Peter Silberman avrà pure il volto cupo, la faccia della nutrice pronta ad accollarsi tutti i guai del mondo, ma con la musica ci sa fare. Lo aveva dimostrato appena due anni fa con il quasi capolavoro “Hospice“: concept introspettivo sul rapporto uomo”“malattia che Bergman avrebbe accolto con tanto di benedizione. Aveva giocato tutte le sue carte sfoggiando chitarre shoegaze in brani dal retrogusto folk e soul. Aveva concepito un lavoro intimista circondandosi delle quattro mura di un’asettica stanza di ospedale (tanto che ti viene a mente Yoko Ogawa). Oggi torna con un album: “Burst Apart”, e le cose che sono cambiate non sono poi molte, ma si sentono.
Scordatevi le dinamiche capricciose di “Sylvia” o di “Kettering” (che poi erano i pezzi da novanta di “Hospice”), il nuovo Antlers abbandona ogni epicità a favore di ballad agrodolci e “synthetizzate”. Il capolavoro del disco è probabilmente “Parentheses”: seducente nel suo incedere e con una batteria il cui suono ha qualcosa a che fare con la perfezione. La stoffa è dei migliori Radiohead. “No Widows” potrebbe essere sua sorella gemella con ambizioni trip-hop, con tanto di beat lasciati a deflagrare e pieni di eco. “Every Night My Teeth Are Falling Apart”, singolo estratto, riassume in sè lo spirito di tutto l’album: Peter Siberman col piglio del cantautore navigato (che navigato, per quanto in gamba, non è) e malinconico.

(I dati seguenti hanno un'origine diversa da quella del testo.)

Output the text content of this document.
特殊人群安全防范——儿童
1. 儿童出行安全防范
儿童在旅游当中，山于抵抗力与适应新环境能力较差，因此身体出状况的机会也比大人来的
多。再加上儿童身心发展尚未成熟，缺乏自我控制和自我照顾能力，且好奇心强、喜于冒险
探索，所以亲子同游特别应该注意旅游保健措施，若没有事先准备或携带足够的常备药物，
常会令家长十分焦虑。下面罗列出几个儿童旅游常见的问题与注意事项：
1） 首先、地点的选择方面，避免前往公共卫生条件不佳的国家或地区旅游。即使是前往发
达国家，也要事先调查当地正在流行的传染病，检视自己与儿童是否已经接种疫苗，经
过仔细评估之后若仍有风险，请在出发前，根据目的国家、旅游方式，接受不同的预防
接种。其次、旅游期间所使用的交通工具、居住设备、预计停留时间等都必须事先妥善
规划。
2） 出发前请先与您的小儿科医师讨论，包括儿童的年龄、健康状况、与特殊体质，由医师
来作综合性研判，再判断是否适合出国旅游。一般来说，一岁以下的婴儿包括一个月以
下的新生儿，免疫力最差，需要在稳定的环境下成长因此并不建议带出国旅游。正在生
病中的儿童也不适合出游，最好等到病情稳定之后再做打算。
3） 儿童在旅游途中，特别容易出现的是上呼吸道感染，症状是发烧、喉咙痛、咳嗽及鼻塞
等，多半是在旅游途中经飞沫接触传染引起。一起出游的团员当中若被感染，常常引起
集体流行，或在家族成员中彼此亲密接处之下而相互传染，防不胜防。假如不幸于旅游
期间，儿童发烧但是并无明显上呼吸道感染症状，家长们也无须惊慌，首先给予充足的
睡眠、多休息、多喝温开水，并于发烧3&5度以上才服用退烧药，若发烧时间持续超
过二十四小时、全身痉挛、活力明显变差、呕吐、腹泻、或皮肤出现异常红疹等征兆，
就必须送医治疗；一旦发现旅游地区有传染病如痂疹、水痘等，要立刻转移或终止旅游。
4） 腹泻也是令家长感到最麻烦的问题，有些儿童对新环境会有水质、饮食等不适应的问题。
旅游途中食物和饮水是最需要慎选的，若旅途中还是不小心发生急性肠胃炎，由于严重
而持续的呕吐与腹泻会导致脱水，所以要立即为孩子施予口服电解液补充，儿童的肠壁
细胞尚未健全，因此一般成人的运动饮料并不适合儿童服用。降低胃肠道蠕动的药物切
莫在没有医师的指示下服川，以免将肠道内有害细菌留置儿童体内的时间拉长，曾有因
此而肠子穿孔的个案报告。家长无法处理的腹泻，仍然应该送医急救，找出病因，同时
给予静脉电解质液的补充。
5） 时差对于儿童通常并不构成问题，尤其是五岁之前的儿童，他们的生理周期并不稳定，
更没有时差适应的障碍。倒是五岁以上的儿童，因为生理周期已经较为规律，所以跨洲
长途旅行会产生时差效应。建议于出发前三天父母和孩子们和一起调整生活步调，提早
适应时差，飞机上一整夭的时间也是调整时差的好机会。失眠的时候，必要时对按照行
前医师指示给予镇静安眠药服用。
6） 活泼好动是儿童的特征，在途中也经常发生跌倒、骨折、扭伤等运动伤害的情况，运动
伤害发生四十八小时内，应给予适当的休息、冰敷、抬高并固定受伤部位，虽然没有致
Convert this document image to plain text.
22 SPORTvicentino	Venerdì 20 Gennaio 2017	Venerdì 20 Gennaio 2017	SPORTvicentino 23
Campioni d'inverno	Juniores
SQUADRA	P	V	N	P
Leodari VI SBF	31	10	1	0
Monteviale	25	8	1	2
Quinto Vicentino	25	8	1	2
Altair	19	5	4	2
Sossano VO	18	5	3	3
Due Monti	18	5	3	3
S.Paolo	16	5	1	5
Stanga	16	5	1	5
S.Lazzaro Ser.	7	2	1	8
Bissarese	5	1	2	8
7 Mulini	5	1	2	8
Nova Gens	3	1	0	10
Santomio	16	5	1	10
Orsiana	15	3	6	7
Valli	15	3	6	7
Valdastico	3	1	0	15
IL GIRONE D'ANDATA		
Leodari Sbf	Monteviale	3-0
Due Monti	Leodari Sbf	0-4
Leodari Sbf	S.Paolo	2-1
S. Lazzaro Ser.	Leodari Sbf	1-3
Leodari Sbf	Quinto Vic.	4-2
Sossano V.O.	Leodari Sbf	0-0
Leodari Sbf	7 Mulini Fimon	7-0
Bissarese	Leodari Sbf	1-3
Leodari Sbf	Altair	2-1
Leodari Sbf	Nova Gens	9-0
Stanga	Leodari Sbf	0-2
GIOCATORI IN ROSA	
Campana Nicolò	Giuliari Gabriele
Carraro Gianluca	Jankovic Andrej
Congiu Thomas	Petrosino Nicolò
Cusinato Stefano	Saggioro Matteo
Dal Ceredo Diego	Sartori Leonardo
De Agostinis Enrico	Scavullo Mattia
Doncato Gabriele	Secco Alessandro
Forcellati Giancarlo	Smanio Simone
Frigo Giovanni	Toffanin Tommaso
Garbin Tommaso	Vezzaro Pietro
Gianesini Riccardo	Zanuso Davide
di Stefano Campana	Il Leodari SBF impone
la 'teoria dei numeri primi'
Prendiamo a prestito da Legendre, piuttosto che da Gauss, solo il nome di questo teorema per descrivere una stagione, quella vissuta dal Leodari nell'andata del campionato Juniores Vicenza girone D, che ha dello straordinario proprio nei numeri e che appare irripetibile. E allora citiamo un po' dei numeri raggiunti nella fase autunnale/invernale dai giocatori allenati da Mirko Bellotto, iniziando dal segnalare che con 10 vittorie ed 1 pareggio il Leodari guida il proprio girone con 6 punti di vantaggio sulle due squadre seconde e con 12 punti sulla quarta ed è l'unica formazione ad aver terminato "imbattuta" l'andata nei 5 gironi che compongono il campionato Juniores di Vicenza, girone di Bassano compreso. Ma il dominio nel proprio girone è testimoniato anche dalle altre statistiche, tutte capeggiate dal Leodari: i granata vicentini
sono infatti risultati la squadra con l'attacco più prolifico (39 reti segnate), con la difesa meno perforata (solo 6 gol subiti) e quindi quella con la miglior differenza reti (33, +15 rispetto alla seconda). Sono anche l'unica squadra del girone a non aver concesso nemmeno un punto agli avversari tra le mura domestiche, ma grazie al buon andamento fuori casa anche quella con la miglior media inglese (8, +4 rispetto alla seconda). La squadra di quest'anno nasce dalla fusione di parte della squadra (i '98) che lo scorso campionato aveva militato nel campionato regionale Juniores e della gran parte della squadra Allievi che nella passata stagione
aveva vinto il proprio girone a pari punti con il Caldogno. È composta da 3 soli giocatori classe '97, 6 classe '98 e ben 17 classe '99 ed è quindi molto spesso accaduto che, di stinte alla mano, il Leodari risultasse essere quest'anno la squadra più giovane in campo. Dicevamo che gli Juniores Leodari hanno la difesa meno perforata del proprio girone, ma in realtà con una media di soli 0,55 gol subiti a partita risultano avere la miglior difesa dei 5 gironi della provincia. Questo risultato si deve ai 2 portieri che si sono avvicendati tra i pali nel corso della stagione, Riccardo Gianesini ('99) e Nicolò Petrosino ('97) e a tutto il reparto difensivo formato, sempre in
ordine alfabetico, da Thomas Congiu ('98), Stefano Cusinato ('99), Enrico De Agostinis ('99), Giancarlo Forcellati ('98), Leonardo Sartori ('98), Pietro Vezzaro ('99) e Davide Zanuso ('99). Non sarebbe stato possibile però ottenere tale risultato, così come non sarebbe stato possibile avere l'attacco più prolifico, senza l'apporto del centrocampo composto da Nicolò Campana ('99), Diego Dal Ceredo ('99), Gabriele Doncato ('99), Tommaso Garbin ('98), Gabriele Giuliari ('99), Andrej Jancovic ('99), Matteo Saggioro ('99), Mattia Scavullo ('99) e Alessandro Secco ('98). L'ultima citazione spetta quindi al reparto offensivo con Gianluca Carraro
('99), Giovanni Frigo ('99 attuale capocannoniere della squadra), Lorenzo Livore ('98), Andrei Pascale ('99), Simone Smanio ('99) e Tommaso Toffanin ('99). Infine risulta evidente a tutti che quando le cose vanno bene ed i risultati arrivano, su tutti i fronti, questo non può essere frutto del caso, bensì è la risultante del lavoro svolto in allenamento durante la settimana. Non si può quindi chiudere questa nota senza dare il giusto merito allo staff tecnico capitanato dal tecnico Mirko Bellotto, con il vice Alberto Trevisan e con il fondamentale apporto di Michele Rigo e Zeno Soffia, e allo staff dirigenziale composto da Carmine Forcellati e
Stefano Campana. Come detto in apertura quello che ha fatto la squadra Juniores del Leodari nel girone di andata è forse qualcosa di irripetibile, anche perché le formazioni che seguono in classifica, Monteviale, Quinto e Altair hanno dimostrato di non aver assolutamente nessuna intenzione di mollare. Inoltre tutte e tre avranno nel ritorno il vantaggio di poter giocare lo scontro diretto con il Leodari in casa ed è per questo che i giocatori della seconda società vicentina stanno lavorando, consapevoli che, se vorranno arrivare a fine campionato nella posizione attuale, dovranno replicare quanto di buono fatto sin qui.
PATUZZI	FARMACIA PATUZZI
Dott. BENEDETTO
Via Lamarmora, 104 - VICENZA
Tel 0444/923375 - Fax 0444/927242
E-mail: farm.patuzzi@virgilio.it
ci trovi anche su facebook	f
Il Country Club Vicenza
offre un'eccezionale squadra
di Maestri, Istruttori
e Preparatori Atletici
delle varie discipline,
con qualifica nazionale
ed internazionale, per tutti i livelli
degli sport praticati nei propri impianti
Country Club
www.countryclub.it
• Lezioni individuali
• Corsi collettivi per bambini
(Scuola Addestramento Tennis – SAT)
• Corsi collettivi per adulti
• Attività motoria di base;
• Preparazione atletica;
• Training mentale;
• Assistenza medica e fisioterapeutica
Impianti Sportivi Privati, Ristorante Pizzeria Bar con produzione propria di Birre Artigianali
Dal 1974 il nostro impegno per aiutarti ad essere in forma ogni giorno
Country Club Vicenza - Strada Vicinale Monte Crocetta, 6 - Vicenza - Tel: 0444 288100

Esercizio di stile à -la Jeff Buckley per “Corsicana” in cui, su un tappeto dream-pop neanche poco vagamente Cocteau Twins si mescola bene il falsetto di Pete. “Putting The Dog To Sleep” sembra una di quelle notti insonni passate sul bordo del marciapiede quando anche l’ultimo sorso dell’ultima Nastro Azzurro è andato.
Noise-pop a sprazzi, soul, atmosfere dilatate, notturne, chitarre che non prendono mai la palla tra le mani e si camuffano intimidite, hammond. La “post-degenza” di Silberman si materializza in dieci tracce meno intime di quelle presenti sul precedente album. Dieci tracce inesplose. “Burst Apart” è un disco che conferma le doti della mente che lo ha partorito, ma che lascerà l’amaro in bocca a quelli che, come me, avevano creduto al salto di qualità . Al capolavoro precedentemente sfiorato. Un piccolo passo indietro, quindi, ma solo per quelli che hanno la voglia di accorgersene.